Purpose-washing fails not because the purpose is wrong, but because the calculation is showing. And consumers, particularly in markets where trust matters more than impulse, are remarkably good at reading that gap.
Why this matters more in B2B than anywhere else
There is a reasonable counterargument: most consumers do not think this carefully. They buy ego-boosting brands on impulse, for example in fashion or fast food, and soft power is largely irrelevant to that decision. That is probably true for a significant share of consumer purchases. But it misses where soft power actually operates.
In B2B, the dynamics are fundamentally different. Purchasing decisions are made by small groups of informed people, with long consideration cycles, real consequences, and strong professional incentives to get it right. Nobody buys a production line, a consulting engagement, or a logistics contract on impulse. They buy on trust, reputation, and the quiet confidence that this supplier knows what they are doing.
That trust is not built by advertising. It is built by what you put into the world before the sales conversation starts. The research paper that a prospect’s engineer read six months ago. The industry event where your people asked better questions than they answered. The open-source tool that half the sector uses without knowing who made it.
Soft power, in other words, is structurally a B2B concept. I have simply been illustrating it with B2C examples. Michelin itself is as much a B2B brand as a consumer one. The guide started as a practical tool to encourage driving, and with it tyre wear. Nobody planned for it to become a global authority. But the same generosity of intent that made it useful to travellers is exactly what earned Michelin the trust of fleet managers and aviation buyers. You build something the world finds useful, and the world starts to trust you.
Building without claiming
What does this look like in practice?
It looks like publishing research that helps your entire industry, including competitors. It looks like organising an event where the agenda is driven by genuine questions rather than your own product story. It looks like sharing knowledge freely, without a form to fill in and a sales follow-up attached.
It looks like giving something to the world, real knowledge, real beauty, real usefulness, without attaching a conversion funnel to it.
The return is real. It is just delayed, diffuse, and impossible to attribute cleanly to a campaign or a single euro of ad spend. Which is exactly why most organisations never do it. And exactly why the ones that do tend to become the most trusted names in their field.
The question is not one of business strategy. It is cultural.
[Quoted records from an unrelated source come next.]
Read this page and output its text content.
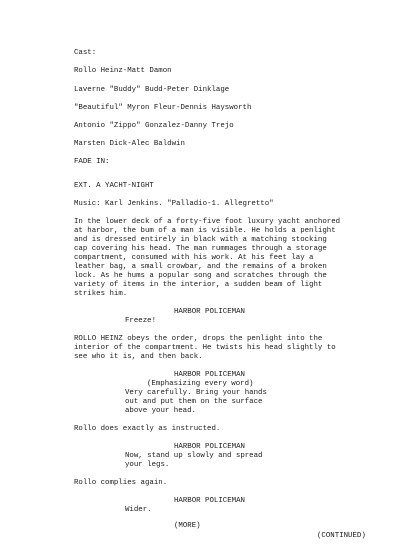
Cast:

Rollo Heinz-Matt Damon

Laverne "Buddy" Budd-Peter Dinklage

"Beautiful" Myron Fleur-Dennis Haysworth

Antonio "Zippo" Gonzalez-Danny Trejo

Marsten Dick-Alec Baldwin

FADE IN:

EXT. A YACHT-NIGHT

Music: Karl Jenkins. "Palladio-1. Allegretto"

In the lower deck of a forty-five foot luxury yacht anchored

at harbor, the bum of a man is visible. He holds a penlight

and is dressed entirely in black with a matching stocking

cap covering his head. The man rummages through a storage

compartment, consumed with his work. At his feet lay a

leather bag, a small crowbar, and the remains of a broken

lock. As he hums a popular song and scratches through the

variety of items in the interior, a sudden beam of light

strikes him.

HARBOR POLICEMAN

Freeze!

ROLLO HEINZ obeys the order, drops the penlight into the

interior of the compartment. He twists his head slightly to

see who it is, and then back.

HARBOR POLICEMAN

(Emphasizing every word)

Very carefully. Bring your hands

out and put them on the surface

above your head.

Rollo does exactly as instructed.

HARBOR POLICEMAN

Now, stand up slowly and spread

your legs.

Rollo complies again.

HARBOR POLICEMAN

Wider.

(MORE)

(CONTINUED)
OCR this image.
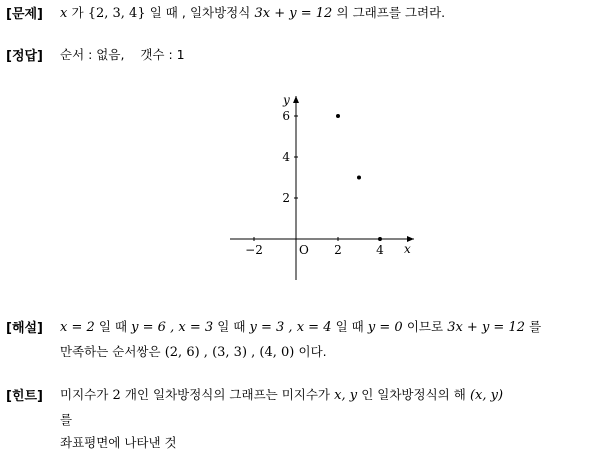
[문제] x 가 {2, 3, 4} 일 때 , 일차방정식 3x + y = 12 의 그래프를 그려라.
[정답] 순서 : 없음, 갯수 : 1
y
x
O
−2	2	4
6
4
2
[해설] x = 2 일 때 y = 6 , x = 3 일 때 y = 3 , x = 4 일 때 y = 0 이므로 3x + y = 12 를
만족하는 순서쌍은 (2, 6) , (3, 3) , (4, 0) 이다.
[힌트] 미지수가 2 개인 일차방정식의 그래프는 미지수가 x, y 인 일차방정식의 해 (x, y)
를
좌표평면에 나타낸 것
Do you have the guts to invest in something whose return you cannot promise in this quarter, or the next?
A different kind of question
Most brand strategy starts from the same place: what do we want people to think about us? Soft power starts from a different place entirely: what can we give to the world that would be worth receiving?
The first question is about projection. The second is about contribution. And contribution, it turns out, is the more powerful form of communication, because it does not ask for trust. It earns it.
There is a word for the long-term belief that what you give eventually returns to you, in ways you cannot predict and at times you cannot control. In some traditions, and in mine, it is called karma. In strategic terms, it is the only brand investment with no expiry date.
The question worth sitting with is not how to build soft power. It is whether your organisation is willing to give something first, genuinely, without the expectation of immediate return, and trust that the world will notice.
Most are not. That is precisely why it works for the ones who are.